US stocks ended higher after a choppy week driven by trade tensions. Markets dropped early as investors braced for new US tariffs, but rebounded midweek when President Trump announced a 90-day pause on most tariffs—excluding China. The Nasdaq jumped over 12% on Wednesday, though gains faded as US-China trade tensions escalated. For the week, the S&P 500 rose 5.7%, the Nasdaq gained 7.3%, and the Russell 2000 added 1.8%. The Fed struck a cautious tone, citing risks from inflation and trade policy. March inflation slowed, with core prices up just 0.1%, but consumer sentiment fell sharply as inflation fears grew. Treasury yields surged, especially on long-term bonds, and investment-grade bonds underperformed. High yield bonds rallied midweek but lost steam as market sentiment weakened.
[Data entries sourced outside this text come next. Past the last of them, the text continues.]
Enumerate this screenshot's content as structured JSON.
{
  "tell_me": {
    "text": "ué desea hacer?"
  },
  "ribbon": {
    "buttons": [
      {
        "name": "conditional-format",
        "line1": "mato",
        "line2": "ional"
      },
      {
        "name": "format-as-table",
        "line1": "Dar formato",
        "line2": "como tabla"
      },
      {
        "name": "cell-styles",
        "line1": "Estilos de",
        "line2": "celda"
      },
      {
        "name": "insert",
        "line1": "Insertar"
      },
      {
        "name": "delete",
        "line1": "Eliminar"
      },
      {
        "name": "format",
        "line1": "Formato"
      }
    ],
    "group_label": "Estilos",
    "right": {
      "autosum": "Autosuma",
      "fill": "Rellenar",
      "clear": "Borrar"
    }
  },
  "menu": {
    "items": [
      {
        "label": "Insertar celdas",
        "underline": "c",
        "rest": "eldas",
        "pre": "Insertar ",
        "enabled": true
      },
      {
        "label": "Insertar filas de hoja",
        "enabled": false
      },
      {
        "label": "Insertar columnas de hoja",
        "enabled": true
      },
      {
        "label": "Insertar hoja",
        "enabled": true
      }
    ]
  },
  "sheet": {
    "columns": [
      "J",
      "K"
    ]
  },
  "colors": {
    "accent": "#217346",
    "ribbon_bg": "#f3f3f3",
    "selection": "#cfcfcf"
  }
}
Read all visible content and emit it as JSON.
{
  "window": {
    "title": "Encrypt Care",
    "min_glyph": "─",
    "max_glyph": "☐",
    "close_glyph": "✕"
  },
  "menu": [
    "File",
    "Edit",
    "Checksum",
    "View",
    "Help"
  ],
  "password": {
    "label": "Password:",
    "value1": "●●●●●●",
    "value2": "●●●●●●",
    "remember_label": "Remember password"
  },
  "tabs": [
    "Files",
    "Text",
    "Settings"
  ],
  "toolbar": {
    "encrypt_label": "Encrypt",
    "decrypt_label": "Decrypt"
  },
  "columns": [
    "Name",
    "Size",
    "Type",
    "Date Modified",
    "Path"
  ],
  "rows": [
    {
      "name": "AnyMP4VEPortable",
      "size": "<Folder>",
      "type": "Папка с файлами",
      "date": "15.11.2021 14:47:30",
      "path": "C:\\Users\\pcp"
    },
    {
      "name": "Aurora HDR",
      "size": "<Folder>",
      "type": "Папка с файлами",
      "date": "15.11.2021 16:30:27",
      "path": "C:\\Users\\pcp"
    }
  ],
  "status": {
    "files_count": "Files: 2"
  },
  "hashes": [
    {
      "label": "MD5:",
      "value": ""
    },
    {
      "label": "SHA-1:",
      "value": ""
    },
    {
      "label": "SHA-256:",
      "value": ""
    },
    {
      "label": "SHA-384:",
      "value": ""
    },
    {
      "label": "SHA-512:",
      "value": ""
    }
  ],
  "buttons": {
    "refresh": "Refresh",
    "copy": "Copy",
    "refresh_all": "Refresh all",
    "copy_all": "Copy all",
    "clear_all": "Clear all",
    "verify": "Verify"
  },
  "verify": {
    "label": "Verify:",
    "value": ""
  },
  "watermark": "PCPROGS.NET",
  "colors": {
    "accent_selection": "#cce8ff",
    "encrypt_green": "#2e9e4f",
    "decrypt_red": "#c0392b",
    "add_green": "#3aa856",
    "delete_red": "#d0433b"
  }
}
European stocks fell as trade tensions escalated, with the STOXX Europe 600 Index down 1.9%. Losses eased after President Trump announced a delay on most tariffs. Germany’s DAX dropped 1.3%, France’s CAC 40 fell 2.3%, Italy’s FTSE MIB slid 1.8%, and the UK’s FTSE 100 lost 1.1%. In response to market volatility, the ECB and BoE increased financial monitoring. The BoE also delayed bond auctions and warned of risks to financial stability from global trade fragmentation. Germany and Italy both reported declines in industrial output for February, with Italy’s 2024 GDP growth falling short at 0.7%, below the 1.0% target. The Italian government cut its growth forecast to 0.6%. In contrast, the UK economy grew 0.5% in February, beating expectations. Y/Y growth hit 1.4%, though markets still anticipate rate cuts by the BoE later this year.